Monday, July 05, 2010

Up Dates

I got a nice note from Linda Garmon Huggins:

".....I'm halfway through the first cycle of chemo.  Will have a full body scan tomorrow to see where we go from here.  With Shirley McClanahan Maynor's courage, how can I complain?  That girl is an inspiration! 

Blessings to you all.

Linda (Garmon) Huggins :)"

and......Bob Ellis pointed me to a story in today's Charlotte Observer about Ed Sanders:

Rocky River High School media center is named after Ed Sanders, who orchestrated peaceful school integration in the 1950s.
By Celeste Smith

Ed Sanders, retired principal of Central High School, and his son Doug Sanders look through the school's annual for 1957-58, the year Gus Roberts became the first black student at the school. Sanders organized a team of students and staff to ensure that Roberts' entry into the school went without incident. "He's a very modest man," Doug Sanders said.

Ed Sanders has always been a humble man, according to his son, Doug.
The elder Sanders would likely say something like, "'I was just doing my job,'" if he had to weigh in on the fact that the media center at the new Rocky River High School in Mint Hill is being named in his honor.

Ed Sanders, 87, is being recognized for his role of ensuring peaceful integration at Central High School in 1957.
"He's a very modest man," Doug Sanders said. "It makes us extremely proud of what he accomplished, without ever looking for the recognition."
Sanders' advocates spent nearly three years seeking out this recognition for the veteran principal and educator. Supporters had wanted a school named after Ed Sanders, but Charlotte-Mecklenburg school district policy prohibits that distinction from going to living people. Sanders resides at Southminster Retirement Community in south Charlotte, where he receives specialized care for dementia and Alzheimer's, according to his son.

Sanders' career includes serving as principal at Garinger High; as an associate superintendent in Charlotte; and as superintendent in Darlington County, S.C.
He retired to Charlotte in the late 1980s.

He was principal of the all-white Central High when Gus Roberts enrolled as the first black student. Through planning and attention, Sanders was able to avoid the clashes that Dorothy Counts faced while integrating Harding High that same school year.
Sanders even took Roberts by the arm and walked him into Central on a day when white students gathered to block the entrance.

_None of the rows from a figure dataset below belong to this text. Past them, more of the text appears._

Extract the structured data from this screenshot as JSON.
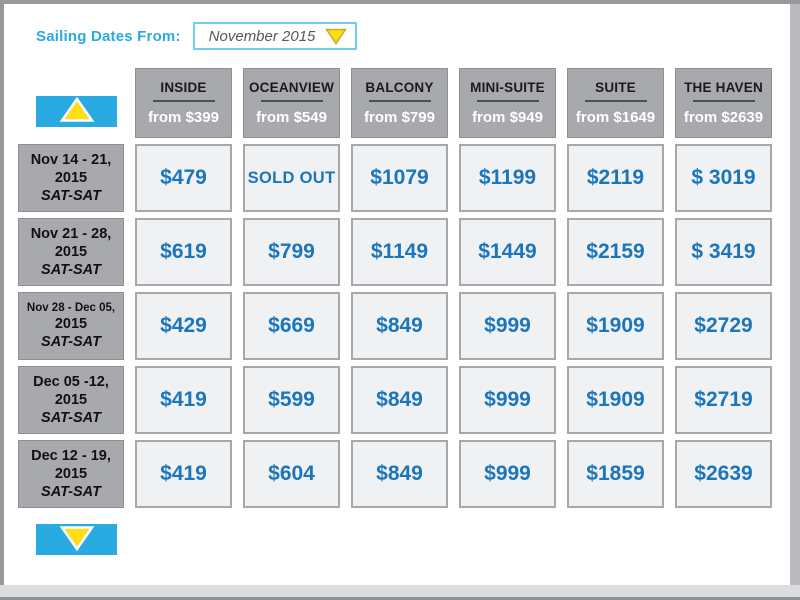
{
  "filter": {
    "label": "Sailing Dates From:",
    "value": "November 2015",
    "dropdown_icon": "yellow-down-triangle"
  },
  "scroll": {
    "up_icon": "yellow-up-triangle",
    "down_icon": "yellow-down-triangle"
  },
  "table": {
    "columns": [
      {
        "name": "INSIDE",
        "from": "from $399"
      },
      {
        "name": "OCEANVIEW",
        "from": "from $549"
      },
      {
        "name": "BALCONY",
        "from": "from $799"
      },
      {
        "name": "MINI-SUITE",
        "from": "from $949"
      },
      {
        "name": "SUITE",
        "from": "from $1649"
      },
      {
        "name": "THE HAVEN",
        "from": "from $2639"
      }
    ],
    "rows": [
      {
        "dates": "Nov 14 - 21,",
        "year": "2015",
        "days": "SAT-SAT",
        "prices": [
          "$479",
          "SOLD OUT",
          "$1079",
          "$1199",
          "$2119",
          "$ 3019"
        ]
      },
      {
        "dates": "Nov 21 - 28,",
        "year": "2015",
        "days": "SAT-SAT",
        "prices": [
          "$619",
          "$799",
          "$1149",
          "$1449",
          "$2159",
          "$ 3419"
        ]
      },
      {
        "dates": "Nov 28 - Dec 05,",
        "year": "2015",
        "days": "SAT-SAT",
        "prices": [
          "$429",
          "$669",
          "$849",
          "$999",
          "$1909",
          "$2729"
        ]
      },
      {
        "dates": "Dec 05 -12,",
        "year": "2015",
        "days": "SAT-SAT",
        "prices": [
          "$419",
          "$599",
          "$849",
          "$999",
          "$1909",
          "$2719"
        ]
      },
      {
        "dates": "Dec 12 - 19,",
        "year": "2015",
        "days": "SAT-SAT",
        "prices": [
          "$419",
          "$604",
          "$849",
          "$999",
          "$1859",
          "$2639"
        ]
      }
    ]
  },
  "colors": {
    "accent_cyan": "#29abe2",
    "accent_yellow": "#ffde17",
    "price_blue": "#1b75bc",
    "header_gray": "#a7a9ac",
    "cell_bg": "#f0f1f2"
  }
}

In a Charlotte Observer interview in 2007, Sanders said Gus Roberts, who died in 1992 at 51, "deserves all the credit." Roberts became the first black student to graduate from a previously all-white Charlotte school.
Naming the media center is a perfect way of "recognizing those folks that stood with him that day," Doug Sanders said of his dad.

The center has a prominent place on campus, and the view from the inside looks out toward the front of the school and the Rocky River High School sign. Ed Sanders' portrait will in the media center, as will news articles and yearbooks chronicling his work, according to Mark Nixon, principal of Rocky River High School.
Principal Sanders had the chance to see the space in April. Escorted by his son, they met Nixon for a tour of the 265,000-square-foot building.

Dave McKinnon, Central alum class of 1955, arranged the trip. McKinnon started pursuing the naming honor for Sanders in 2007 after learning more about the principal's leadership at Central.
McKinnon enjoyed watching the elder Sanders light up seeing the state-of-the-art amenities at the brand-new school, which opens to students in August.

"This so-deserving individual is remembered in perpetuity for what he did," McKinnon said.